Then comes the fun part: observe that, for 10 numbers, the sum is 10 times the average. So change it back to sum and, instead of trying to guess the sum, guess the average and multiply it by 10.
I based this experiment on an observation in the first chapter of Thinking, Fast and Slow, that we could calculate the average length of a bunch of lines much more easily than their total length. Kahneman's theory is that this is because we think prototypically; ie, we have already formed a general impression of the lines that are on the page, and our notion of that average tends to be pretty accurate.
I started thinking about the relationship between sums and averages, and that particular problem when you look at, say, a list of file sizes that all seem relatively small, but their total size is deceptively large. Could we build a better intuition for adding up sets of large numbers quickly?
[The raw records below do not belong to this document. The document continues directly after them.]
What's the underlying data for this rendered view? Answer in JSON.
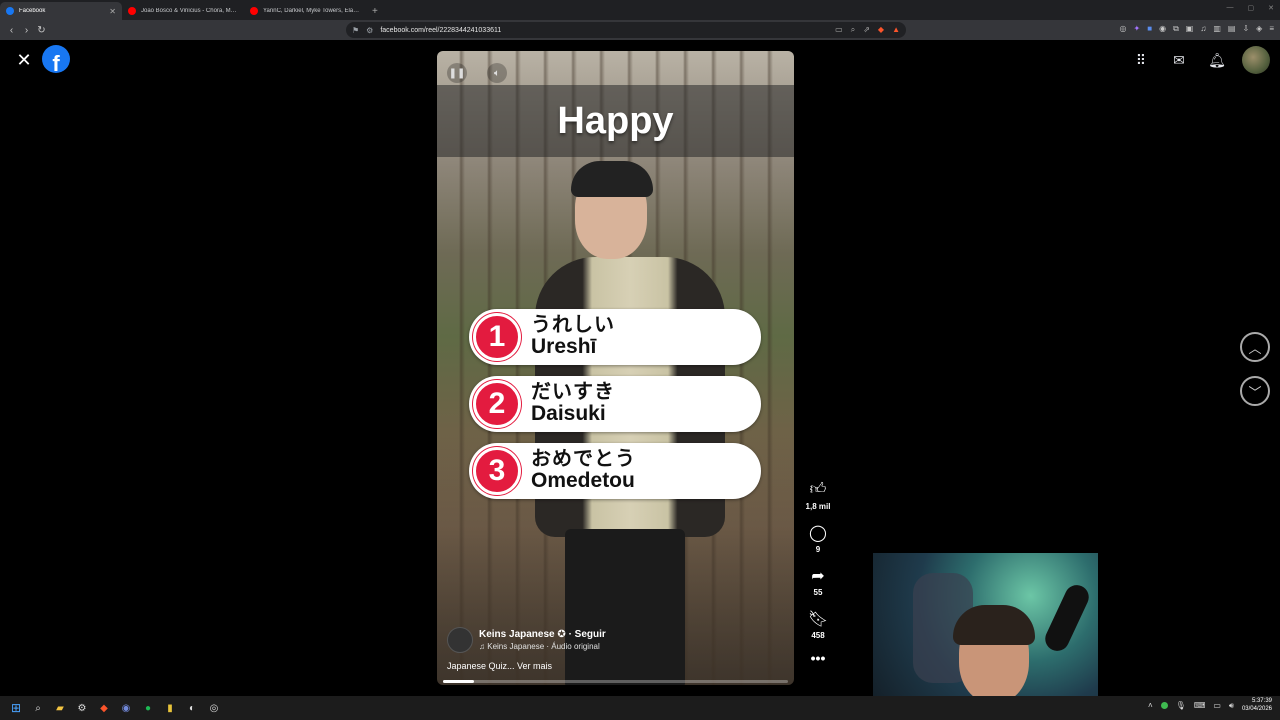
{
  "browser": {
    "tabs": [
      {
        "title": "Facebook",
        "favicon_color": "#1877f2",
        "active": true
      },
      {
        "title": "João Bosco & Vinícius - Chora, Me Li",
        "favicon_color": "#ff0000",
        "active": false
      },
      {
        "title": "YannC, Darkiel, Myke Towers, Eladio",
        "favicon_color": "#ff0000",
        "active": false
      }
    ],
    "close_tab_glyph": "✕",
    "new_tab_glyph": "+",
    "url": "facebook.com/reel/2228344241033611"
  },
  "facebook": {
    "logo_letter": "f",
    "close_glyph": "✕",
    "topbar_icons": [
      "grid-menu",
      "messenger",
      "notifications",
      "profile"
    ]
  },
  "reel": {
    "title": "Happy",
    "items": [
      {
        "num": "1",
        "jp": "うれしい",
        "romaji": "Ureshī"
      },
      {
        "num": "2",
        "jp": "だいすき",
        "romaji": "Daisuki"
      },
      {
        "num": "3",
        "jp": "おめでとう",
        "romaji": "Omedetou"
      }
    ],
    "author": {
      "name": "Keins Japanese",
      "verified": "✪",
      "follow": "· Seguir"
    },
    "audio": "Keins Japanese · Áudio original",
    "caption": "Japanese Quiz... Ver mais",
    "progress": 0.09
  },
  "actions": {
    "likes": "1,8 mil",
    "comments": "9",
    "shares": "55",
    "saves": "458",
    "more": "•••"
  },
  "taskbar": {
    "time": "5:37:39",
    "date": "03/04/2026"
  },
  "colors": {
    "facebook_blue": "#1877f2",
    "quiz_red": "#e31b3f",
    "browser_dark": "#35363a"
  }
}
This is where the multiply-average technique technique comes in.
Still, it's not clear whether Kahneman's shape averaging actually translates into symbolic reasoning. Do we get an intuitive sense of the size of numbers the same way we get a sense of the size of shapes? I'm not sure, but I definitely got faster and more accurate results when I used the average. I'd also be interested to test out how much you sacrifice with non-trivial multiples (20 is probably okay, but what about if there's 37 numbers?). The code and a stand-alone demo are available on Github if you'd like to mess around with it.
Being able to throw out quick experiments like this is, I think, one of the great benefits of knowing how to code. Not everyone needs to be able to build Facebook from scratch, but being able to take a little idea and make it into a real thing is enormously valuable.